Sociodemographic Characteristics of “Heat-not-Burn” Product Users Compared with Cigarette Smokers: First-Year Results of a Repeated Cross-Sectional Survey in Japan

      Langer, P.; Afolalu, E. F.; Prieto, L.; Skiada, D.; Dobrynina, M.; Sponsiello-Wang, Z.; Baker, G.; Weitkunat, R.; Lüdicke, F.
      Conference date
      Feb 22, 2019
      Conference name
      Society for Research on Nicotine and Tobacco (SRNT) 2019

      Background: A number of potential reduced-risk tobacco products (RRP) have emerged in the last 10 years as part of a tobacco harm reduction strategy to improve public health and lower the individual risk of smoking-related diseases. “RRPs” is the term that Philip Morris International (PMI) uses to refer to products that present, are likely to present, or have the potential to present less risk of harm to smokers who switch to these products versus continued smoking. PMI has a range of RRPs in various stages of development, scientific assessment, and commercialization. Because PMI’s RRPs do not burn tobacco, they produce far lower quantities of harmful and potentially harmful compounds than found in cigarette smoke.
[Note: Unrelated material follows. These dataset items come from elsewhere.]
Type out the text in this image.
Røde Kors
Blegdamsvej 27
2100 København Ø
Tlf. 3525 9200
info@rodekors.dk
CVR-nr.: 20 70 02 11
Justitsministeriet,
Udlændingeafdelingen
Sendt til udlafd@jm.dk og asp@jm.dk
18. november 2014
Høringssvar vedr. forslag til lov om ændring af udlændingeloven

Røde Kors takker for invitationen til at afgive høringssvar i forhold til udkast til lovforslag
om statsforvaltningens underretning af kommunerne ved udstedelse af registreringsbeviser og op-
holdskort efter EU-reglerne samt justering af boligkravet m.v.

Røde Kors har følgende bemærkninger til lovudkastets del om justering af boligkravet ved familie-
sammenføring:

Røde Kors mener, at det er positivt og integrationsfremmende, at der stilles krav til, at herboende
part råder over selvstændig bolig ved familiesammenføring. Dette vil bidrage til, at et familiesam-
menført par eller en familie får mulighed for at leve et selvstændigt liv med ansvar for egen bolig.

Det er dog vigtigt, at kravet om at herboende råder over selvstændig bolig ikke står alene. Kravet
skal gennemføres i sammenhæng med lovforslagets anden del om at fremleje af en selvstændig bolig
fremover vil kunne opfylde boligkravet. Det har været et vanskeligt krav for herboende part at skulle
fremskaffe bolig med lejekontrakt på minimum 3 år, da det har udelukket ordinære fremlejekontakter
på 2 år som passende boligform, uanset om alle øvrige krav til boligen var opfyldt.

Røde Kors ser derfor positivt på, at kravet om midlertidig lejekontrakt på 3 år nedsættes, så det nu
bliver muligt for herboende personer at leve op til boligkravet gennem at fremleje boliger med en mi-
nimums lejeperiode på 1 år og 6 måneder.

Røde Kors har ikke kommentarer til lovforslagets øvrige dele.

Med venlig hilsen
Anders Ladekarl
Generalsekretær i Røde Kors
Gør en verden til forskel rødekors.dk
This report examines the sociodemographic characteristics of current users of a new potential RRP (PMI’s Tobacco Heating System, commercialized as IQOS®) in comparison with those of cigarette smokers. Methods: Here we present annual data of a repeated cross-sectional survey conducted in a representative sample of the Japanese adult general population. Results: Out of the total sample of 4,878 participants, 86 (1.8% [95%CI: 1.4%–2.2%]) were using IQOS, and 787 (16.1% [15.1%–17.2%]) were smoking cigarettes. 81.4% [71.5%–89.0%] of IQOS users and 75.9% [72.7%–78.9%] of cigarette smokers were male. IQOS users were 39.9 years old [37.4–42.4] on average, compared with an average age of 48.7 years [47.6–49.8] in cigarette smokers. 36% in both samples were blue-collar employees [95%CI for IQOS: 25.9%–47.2%; for smokers: 32.6%–39.5%], 33.7% [23.8%–44.8%] of IQOS users and 15.6% [13.1%–18.4%] of smokers were clerical workers, and 1.2% [0.0% –6.4%] of IQOS users and 15.4% [12.9%–18.1%] of smokers were retired/unemployed. 43.0% [32.3%– 54.1%] of IQOS users and 34.7% [31.3%–38.1%] of smokers had completed higher education. Conclusions: Findings showed that IQOS users differed from cigarette smokers in certain sociodemographic characteristics; they were younger, a greater number had completed higher education, and a smaller number were unemployed/retired.